I was born in England and lived there until emigrating to Canada when I was 26. Apart from a few trips back ‘ome to show off children and visit relatives, I haven’t been back on business or as a tourist.

My first European trip was an organized student exchange after two years of high school. A 12-year old boy from the small village of La Roche-Derrien in Brittany came to England to stay with my family for three weeks and then he went home and I went with him to stay with his family for three weeks. Nobody who lived there spoke English. I, however, was an exceptional French speaker after two years of French lessons in school. My abiding memory of that period was that – after a brief conversation with a 4-year old who had a vastly superior accent, a far bigger vocabulary, and a better grasp of tense and other nuances of the language – I really didn’t know French very well at all.

Undeterred, I continued to learn French in school (actually it was obligatory).

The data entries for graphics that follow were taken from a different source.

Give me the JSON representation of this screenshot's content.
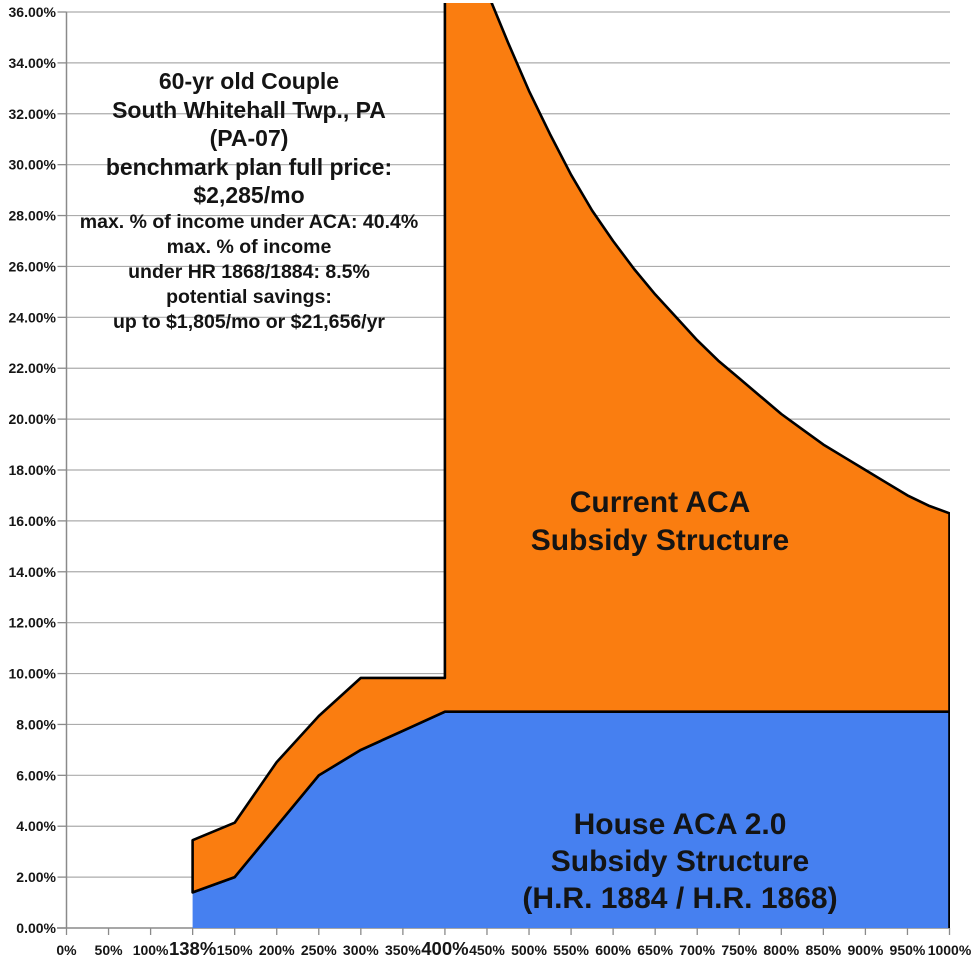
{
  "annotation": {
    "large": [
      "60-yr old Couple",
      "South Whitehall Twp., PA",
      "(PA-07)",
      "benchmark plan full price:",
      "$2,285/mo"
    ],
    "small": [
      "max. % of income under ACA: 40.4%",
      "max. % of income",
      "under HR 1868/1884: 8.5%",
      "potential savings:",
      "up to $1,805/mo or $21,656/yr"
    ]
  },
  "labels": {
    "aca": [
      "Current ACA",
      "Subsidy Structure"
    ],
    "house": [
      "House ACA 2.0",
      "Subsidy Structure",
      "(H.R. 1884 / H.R. 1868)"
    ]
  },
  "colors": {
    "aca_orange": "#FA7D10",
    "house_blue": "#4680F0",
    "outline": "#000000",
    "grid": "#ACACAC",
    "axis": "#8A8A8A",
    "text": "#141414"
  },
  "chart_data": {
    "type": "area",
    "title": "",
    "xlabel": "",
    "ylabel": "",
    "grid": true,
    "legend": "labels drawn inside areas",
    "y_range": [
      0,
      36
    ],
    "y_ticks": [
      "0.00%",
      "2.00%",
      "4.00%",
      "6.00%",
      "8.00%",
      "10.00%",
      "12.00%",
      "14.00%",
      "16.00%",
      "18.00%",
      "20.00%",
      "22.00%",
      "24.00%",
      "26.00%",
      "28.00%",
      "30.00%",
      "32.00%",
      "34.00%",
      "36.00%"
    ],
    "x_ticks": [
      {
        "label": "0%"
      },
      {
        "label": "50%"
      },
      {
        "label": "100%"
      },
      {
        "label": "138%",
        "emphasis": true
      },
      {
        "label": "150%"
      },
      {
        "label": "200%"
      },
      {
        "label": "250%"
      },
      {
        "label": "300%"
      },
      {
        "label": "350%"
      },
      {
        "label": "400%",
        "emphasis": true
      },
      {
        "label": "450%"
      },
      {
        "label": "500%"
      },
      {
        "label": "550%"
      },
      {
        "label": "600%"
      },
      {
        "label": "650%"
      },
      {
        "label": "700%"
      },
      {
        "label": "750%"
      },
      {
        "label": "800%"
      },
      {
        "label": "850%"
      },
      {
        "label": "900%"
      },
      {
        "label": "950%"
      },
      {
        "label": "1000%"
      }
    ],
    "series": [
      {
        "name": "Current ACA Subsidy Structure",
        "role": "upper-band",
        "points": [
          [
            138,
            3.45
          ],
          [
            150,
            4.14
          ],
          [
            200,
            6.52
          ],
          [
            250,
            8.33
          ],
          [
            300,
            9.83
          ],
          [
            350,
            9.83
          ],
          [
            400,
            9.83
          ],
          [
            400,
            40.4
          ],
          [
            425,
            39.0
          ],
          [
            450,
            36.8
          ],
          [
            475,
            34.8
          ],
          [
            500,
            32.9
          ],
          [
            525,
            31.2
          ],
          [
            550,
            29.6
          ],
          [
            575,
            28.2
          ],
          [
            600,
            27.0
          ],
          [
            625,
            25.9
          ],
          [
            650,
            24.9
          ],
          [
            675,
            24.0
          ],
          [
            700,
            23.1
          ],
          [
            725,
            22.3
          ],
          [
            750,
            21.6
          ],
          [
            775,
            20.9
          ],
          [
            800,
            20.2
          ],
          [
            825,
            19.6
          ],
          [
            850,
            19.0
          ],
          [
            875,
            18.5
          ],
          [
            900,
            18.0
          ],
          [
            925,
            17.5
          ],
          [
            950,
            17.0
          ],
          [
            975,
            16.6
          ],
          [
            1000,
            16.3
          ]
        ]
      },
      {
        "name": "House ACA 2.0 Subsidy Structure (H.R. 1884 / H.R. 1868)",
        "role": "lower-band",
        "points": [
          [
            138,
            1.4
          ],
          [
            150,
            2.0
          ],
          [
            200,
            4.0
          ],
          [
            250,
            6.0
          ],
          [
            300,
            7.0
          ],
          [
            350,
            7.75
          ],
          [
            400,
            8.5
          ],
          [
            1000,
            8.5
          ]
        ]
      }
    ]
  }
}
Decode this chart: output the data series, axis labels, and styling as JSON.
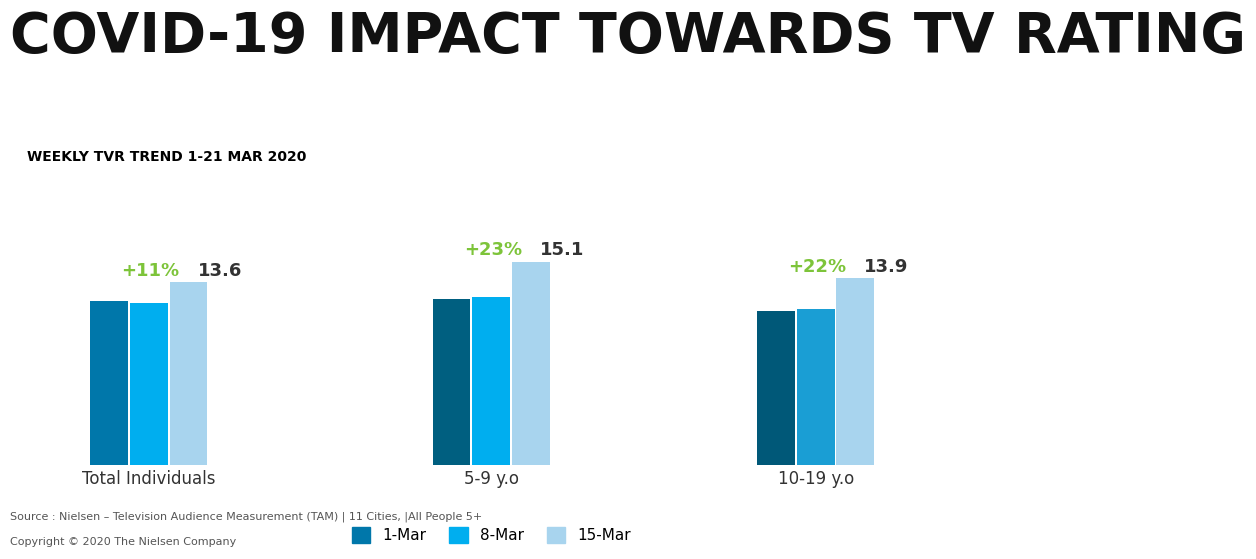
{
  "title": "COVID-19 IMPACT TOWARDS TV RATING",
  "subtitle_box_text": "WEEKLY TVR TREND 1-21 MAR 2020",
  "subtitle_box_color": "#F5A623",
  "groups": [
    "Total Individuals",
    "5-9 y.o",
    "10-19 y.o"
  ],
  "series_labels": [
    "1-Mar",
    "8-Mar",
    "15-Mar"
  ],
  "values": [
    [
      12.2,
      12.0,
      13.6
    ],
    [
      12.3,
      12.5,
      15.1
    ],
    [
      11.4,
      11.6,
      13.9
    ]
  ],
  "group_colors": [
    [
      "#0077AA",
      "#00AEEF",
      "#A8D4EE"
    ],
    [
      "#005F80",
      "#00AEEF",
      "#A8D4EE"
    ],
    [
      "#005878",
      "#1a9ed4",
      "#A8D4EE"
    ]
  ],
  "annotations": [
    {
      "group": 0,
      "pct_text": "+11%",
      "val_text": "13.6"
    },
    {
      "group": 1,
      "pct_text": "+23%",
      "val_text": "15.1"
    },
    {
      "group": 2,
      "pct_text": "+22%",
      "val_text": "13.9"
    }
  ],
  "pct_color": "#7DC43A",
  "val_color": "#333333",
  "background_color": "#FFFFFF",
  "source_text": "Source : Nielsen – Television Audience Measurement (TAM) | 11 Cities, |All People 5+",
  "copyright_text": "Copyright © 2020 The Nielsen Company",
  "footer_color": "#555555",
  "title_fontsize": 40,
  "subtitle_fontsize": 10,
  "label_fontsize": 12,
  "legend_fontsize": 11,
  "annotation_pct_fontsize": 13,
  "annotation_val_fontsize": 13,
  "footer_fontsize": 8,
  "ylim": [
    0,
    18
  ],
  "bar_width": 0.22,
  "group_centers": [
    1.0,
    2.9,
    4.7
  ]
}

My second trip (at age 15) was something I doubt I would have approved of for my own kids. Again to France, with my best friend from school, travel by boat (Southend to Calais) on the ‘Royal Daffodil – a floating gin palace for day shoppers to buy exotic stuff from France. Because it was for day shoppers, the trip didn’t require a passport (even for people who were going for more than a day) and a nod to H.M. Customs on the return was enough.

Then we set off for the grand bicycle adventure. A thousand mile ride in three weeks – west to Brittany, south through Carnac (much more impressive neolithic stone constructions than exist at Stonehenge) to ???, then followed the Loire River stopping at a chateau or two each day until we reached Paris. We stayed in Youth Hostels – very cheap and you had to do some light house-keeping chore on top of a very minimal fee for somewhere to roll out a sleeping bag and get a breakfast. Pro tip for cycling tourists: following river valley routes downstream is a much easier ride than following them upstream and always cycling uphill.